A swell of migrants crossing the southern border has overwhelmed the agency’s facilities, which house unaccompanied children until they are placed with a sponsor in the United States. The shelters provide schooling and activities for the children during their stay, but the increase of children arriving to the border has strained the department’s resources.
“This week, ORR instructed grantees to begin scaling back or discontinuing awards for (unaccompanied minors) activities that are not directly necessary for the protection of life and safety, including education services, legal services, and recreation,” Evelyn Stauffer, spokeswoman for the Department of Health and Human Services’ Administration for Children and Families, said in a statement.
The Washington Post first reported the decision to scale back or stop some programs.
The office receives referrals from the Department of Homeland Security, which tries to move unaccompanied children out of its custody within 72 hours.
As of April 30, the office has been sent around 40,900 children this fiscal year, putting the agency on track to care for the largest number of unaccompanied children in the program’s history.
The uptick in migrants prompted the administration to seek additional funding for the border.

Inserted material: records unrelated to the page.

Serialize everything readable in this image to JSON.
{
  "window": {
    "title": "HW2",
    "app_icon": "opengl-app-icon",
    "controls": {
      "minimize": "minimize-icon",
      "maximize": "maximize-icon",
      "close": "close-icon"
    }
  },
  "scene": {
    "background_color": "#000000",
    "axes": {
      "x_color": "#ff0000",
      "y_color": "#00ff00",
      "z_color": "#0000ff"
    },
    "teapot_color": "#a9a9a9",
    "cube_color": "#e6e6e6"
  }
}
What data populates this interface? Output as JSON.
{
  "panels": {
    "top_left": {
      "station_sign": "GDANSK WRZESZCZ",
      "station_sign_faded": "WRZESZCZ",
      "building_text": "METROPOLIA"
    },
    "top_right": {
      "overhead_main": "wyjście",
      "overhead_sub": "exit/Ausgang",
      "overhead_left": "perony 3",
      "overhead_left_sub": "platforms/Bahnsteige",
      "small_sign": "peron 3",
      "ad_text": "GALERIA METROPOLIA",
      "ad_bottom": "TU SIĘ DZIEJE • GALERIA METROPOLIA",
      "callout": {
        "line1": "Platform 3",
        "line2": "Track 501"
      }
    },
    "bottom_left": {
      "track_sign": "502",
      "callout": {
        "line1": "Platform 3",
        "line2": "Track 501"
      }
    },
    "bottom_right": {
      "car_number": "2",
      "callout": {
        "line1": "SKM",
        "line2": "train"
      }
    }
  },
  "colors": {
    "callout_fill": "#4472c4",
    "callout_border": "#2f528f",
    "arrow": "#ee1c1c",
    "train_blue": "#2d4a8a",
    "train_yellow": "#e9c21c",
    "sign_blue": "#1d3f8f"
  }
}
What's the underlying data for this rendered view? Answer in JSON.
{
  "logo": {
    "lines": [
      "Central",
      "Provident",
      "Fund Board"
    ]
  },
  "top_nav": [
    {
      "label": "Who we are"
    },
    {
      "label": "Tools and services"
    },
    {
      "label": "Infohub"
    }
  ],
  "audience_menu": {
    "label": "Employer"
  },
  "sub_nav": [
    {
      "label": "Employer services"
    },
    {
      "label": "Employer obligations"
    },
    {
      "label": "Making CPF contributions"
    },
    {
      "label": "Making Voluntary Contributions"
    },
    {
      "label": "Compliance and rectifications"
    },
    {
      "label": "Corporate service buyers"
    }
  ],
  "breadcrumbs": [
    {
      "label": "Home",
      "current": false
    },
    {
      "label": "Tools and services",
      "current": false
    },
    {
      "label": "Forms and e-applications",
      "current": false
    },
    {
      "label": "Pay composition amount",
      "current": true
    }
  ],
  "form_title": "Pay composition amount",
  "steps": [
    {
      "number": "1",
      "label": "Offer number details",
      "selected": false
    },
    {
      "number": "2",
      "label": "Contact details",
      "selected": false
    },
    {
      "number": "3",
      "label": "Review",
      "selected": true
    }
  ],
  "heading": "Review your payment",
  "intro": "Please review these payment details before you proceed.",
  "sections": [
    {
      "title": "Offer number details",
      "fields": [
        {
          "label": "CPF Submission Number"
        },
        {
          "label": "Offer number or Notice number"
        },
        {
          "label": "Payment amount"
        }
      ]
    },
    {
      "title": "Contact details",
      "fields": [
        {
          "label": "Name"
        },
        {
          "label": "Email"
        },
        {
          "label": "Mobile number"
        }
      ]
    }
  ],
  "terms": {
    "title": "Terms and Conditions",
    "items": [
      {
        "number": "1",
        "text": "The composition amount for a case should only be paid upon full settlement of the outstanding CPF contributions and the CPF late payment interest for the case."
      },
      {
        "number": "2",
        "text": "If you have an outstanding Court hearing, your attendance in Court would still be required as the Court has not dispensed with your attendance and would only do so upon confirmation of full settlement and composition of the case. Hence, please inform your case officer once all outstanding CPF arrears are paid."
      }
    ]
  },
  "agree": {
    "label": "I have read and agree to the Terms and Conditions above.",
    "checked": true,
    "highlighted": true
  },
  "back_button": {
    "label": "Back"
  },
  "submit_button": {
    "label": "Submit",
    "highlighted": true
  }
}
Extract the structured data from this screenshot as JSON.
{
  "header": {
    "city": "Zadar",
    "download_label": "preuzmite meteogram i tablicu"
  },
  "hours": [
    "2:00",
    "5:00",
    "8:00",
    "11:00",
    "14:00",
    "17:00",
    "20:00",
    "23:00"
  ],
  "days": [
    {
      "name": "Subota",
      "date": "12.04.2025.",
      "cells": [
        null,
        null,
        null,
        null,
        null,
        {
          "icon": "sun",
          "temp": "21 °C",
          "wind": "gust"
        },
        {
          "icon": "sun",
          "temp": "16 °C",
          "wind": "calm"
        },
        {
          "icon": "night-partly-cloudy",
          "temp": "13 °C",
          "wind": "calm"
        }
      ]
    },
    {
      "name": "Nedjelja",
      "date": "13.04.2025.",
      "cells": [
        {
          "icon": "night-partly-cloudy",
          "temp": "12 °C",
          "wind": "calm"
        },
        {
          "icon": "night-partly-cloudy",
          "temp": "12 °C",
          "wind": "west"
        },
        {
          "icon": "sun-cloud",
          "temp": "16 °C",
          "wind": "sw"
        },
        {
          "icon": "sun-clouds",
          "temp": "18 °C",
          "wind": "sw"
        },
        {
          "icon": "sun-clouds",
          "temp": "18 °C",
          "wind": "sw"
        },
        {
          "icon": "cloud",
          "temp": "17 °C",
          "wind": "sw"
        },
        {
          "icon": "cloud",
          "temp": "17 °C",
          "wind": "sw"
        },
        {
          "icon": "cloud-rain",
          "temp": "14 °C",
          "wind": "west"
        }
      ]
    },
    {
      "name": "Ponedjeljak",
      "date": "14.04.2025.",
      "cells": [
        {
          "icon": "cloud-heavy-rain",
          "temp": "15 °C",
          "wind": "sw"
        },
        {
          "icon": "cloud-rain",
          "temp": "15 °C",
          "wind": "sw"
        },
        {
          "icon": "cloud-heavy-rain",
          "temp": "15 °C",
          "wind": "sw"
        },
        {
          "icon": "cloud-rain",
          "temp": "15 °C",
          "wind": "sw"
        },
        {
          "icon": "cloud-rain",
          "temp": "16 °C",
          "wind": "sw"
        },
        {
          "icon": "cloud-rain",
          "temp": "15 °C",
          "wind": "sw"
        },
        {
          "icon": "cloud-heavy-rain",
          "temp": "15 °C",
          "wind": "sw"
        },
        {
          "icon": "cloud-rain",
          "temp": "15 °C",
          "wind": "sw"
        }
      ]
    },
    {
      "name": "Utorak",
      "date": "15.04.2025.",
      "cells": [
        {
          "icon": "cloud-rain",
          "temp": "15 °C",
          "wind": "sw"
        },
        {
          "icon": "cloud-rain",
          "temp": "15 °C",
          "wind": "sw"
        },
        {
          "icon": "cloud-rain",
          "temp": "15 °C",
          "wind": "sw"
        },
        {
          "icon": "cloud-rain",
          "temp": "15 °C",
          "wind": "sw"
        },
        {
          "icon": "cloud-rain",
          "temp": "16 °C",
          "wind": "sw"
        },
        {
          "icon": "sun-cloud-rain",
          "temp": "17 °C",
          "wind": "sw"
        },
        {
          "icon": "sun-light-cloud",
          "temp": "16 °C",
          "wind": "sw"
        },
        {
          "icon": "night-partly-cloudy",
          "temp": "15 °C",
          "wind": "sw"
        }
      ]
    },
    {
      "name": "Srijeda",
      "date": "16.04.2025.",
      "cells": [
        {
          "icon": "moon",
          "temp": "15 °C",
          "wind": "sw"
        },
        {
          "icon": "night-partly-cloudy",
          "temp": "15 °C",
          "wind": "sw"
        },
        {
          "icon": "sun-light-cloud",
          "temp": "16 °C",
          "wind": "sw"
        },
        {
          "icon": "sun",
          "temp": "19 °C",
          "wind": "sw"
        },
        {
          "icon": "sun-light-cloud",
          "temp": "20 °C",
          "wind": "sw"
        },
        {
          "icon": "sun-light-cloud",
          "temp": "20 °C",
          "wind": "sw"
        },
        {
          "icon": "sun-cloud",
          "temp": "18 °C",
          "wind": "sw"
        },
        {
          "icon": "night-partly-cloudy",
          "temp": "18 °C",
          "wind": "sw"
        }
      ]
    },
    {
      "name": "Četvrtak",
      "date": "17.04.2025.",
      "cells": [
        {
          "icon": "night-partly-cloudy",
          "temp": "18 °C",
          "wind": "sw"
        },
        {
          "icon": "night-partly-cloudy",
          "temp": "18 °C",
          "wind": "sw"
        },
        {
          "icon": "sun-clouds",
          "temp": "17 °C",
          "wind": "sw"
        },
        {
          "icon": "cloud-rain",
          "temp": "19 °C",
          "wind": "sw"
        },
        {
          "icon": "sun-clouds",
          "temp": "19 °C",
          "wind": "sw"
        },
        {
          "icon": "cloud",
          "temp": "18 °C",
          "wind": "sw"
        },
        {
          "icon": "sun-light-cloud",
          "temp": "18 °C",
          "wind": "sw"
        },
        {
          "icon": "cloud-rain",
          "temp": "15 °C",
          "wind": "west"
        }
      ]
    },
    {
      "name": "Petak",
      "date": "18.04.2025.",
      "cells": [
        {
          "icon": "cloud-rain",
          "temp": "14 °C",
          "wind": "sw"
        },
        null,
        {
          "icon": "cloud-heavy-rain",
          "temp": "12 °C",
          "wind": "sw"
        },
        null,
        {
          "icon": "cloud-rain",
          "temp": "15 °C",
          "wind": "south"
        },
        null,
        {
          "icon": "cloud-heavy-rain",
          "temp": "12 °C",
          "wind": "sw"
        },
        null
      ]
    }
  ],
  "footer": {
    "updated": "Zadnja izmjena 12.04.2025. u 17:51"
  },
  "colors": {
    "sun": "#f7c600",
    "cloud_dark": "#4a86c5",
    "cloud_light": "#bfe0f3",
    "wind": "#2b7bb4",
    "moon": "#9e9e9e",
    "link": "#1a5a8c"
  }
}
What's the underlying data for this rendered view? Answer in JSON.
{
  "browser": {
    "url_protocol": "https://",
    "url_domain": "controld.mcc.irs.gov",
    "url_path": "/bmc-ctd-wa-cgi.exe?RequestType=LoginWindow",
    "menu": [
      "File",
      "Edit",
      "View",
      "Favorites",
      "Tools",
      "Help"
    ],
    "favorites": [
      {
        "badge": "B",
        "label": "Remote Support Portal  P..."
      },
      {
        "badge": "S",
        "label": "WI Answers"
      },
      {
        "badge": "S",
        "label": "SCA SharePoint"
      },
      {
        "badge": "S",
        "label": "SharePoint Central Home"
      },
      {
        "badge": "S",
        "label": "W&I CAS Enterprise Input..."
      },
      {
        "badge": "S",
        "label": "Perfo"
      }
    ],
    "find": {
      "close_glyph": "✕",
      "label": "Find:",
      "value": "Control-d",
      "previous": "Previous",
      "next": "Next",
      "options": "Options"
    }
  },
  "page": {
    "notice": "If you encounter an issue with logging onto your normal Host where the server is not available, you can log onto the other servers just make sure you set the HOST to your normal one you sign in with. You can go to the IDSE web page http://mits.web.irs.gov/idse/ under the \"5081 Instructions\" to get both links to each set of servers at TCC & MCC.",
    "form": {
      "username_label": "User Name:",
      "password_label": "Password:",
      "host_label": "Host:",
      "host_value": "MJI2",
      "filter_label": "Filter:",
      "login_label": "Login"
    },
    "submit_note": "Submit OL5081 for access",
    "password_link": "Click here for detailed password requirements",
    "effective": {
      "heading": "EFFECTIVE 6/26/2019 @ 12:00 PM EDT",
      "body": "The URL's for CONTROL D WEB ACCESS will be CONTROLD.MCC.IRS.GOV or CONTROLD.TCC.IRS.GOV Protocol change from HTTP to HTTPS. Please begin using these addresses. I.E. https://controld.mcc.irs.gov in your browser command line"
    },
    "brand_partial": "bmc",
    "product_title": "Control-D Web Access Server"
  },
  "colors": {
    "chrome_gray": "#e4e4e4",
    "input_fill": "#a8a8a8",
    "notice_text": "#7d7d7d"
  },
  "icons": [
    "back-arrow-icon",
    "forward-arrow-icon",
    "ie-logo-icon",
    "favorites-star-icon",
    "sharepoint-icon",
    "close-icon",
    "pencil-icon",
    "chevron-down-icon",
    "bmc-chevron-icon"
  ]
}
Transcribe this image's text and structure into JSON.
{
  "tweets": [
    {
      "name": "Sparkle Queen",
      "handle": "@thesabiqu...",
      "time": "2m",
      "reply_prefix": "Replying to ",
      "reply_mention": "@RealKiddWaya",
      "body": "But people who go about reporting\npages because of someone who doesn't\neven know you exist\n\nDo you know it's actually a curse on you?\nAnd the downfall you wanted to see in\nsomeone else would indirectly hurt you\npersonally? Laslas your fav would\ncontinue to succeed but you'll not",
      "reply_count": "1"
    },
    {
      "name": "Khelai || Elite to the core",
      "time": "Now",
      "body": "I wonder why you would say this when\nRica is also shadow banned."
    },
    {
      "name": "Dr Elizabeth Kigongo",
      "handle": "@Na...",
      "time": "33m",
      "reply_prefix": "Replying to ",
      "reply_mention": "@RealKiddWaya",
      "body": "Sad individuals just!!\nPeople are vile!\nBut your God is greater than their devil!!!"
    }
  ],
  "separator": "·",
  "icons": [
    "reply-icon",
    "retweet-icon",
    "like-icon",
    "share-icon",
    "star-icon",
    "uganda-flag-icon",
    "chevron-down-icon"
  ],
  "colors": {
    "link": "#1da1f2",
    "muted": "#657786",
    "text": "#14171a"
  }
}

Some of those funds would go to HHS, though Congress has not approved the request.
“Additional resources are urgently required to meet the humanitarian needs created by this influx — to both sustain critical child welfare and release operations and increase capacity,” Stauffer said.
HHS has also sought the assistance of the Department of Defense, as it’s done in previous years. CNN reported Tuesday that HHS is reviewing the possibility of sending unaccompanied migrant children to Fort Benning in Georgia.
It’s not clear whether Fort Benning will be used or when HHS would send children there.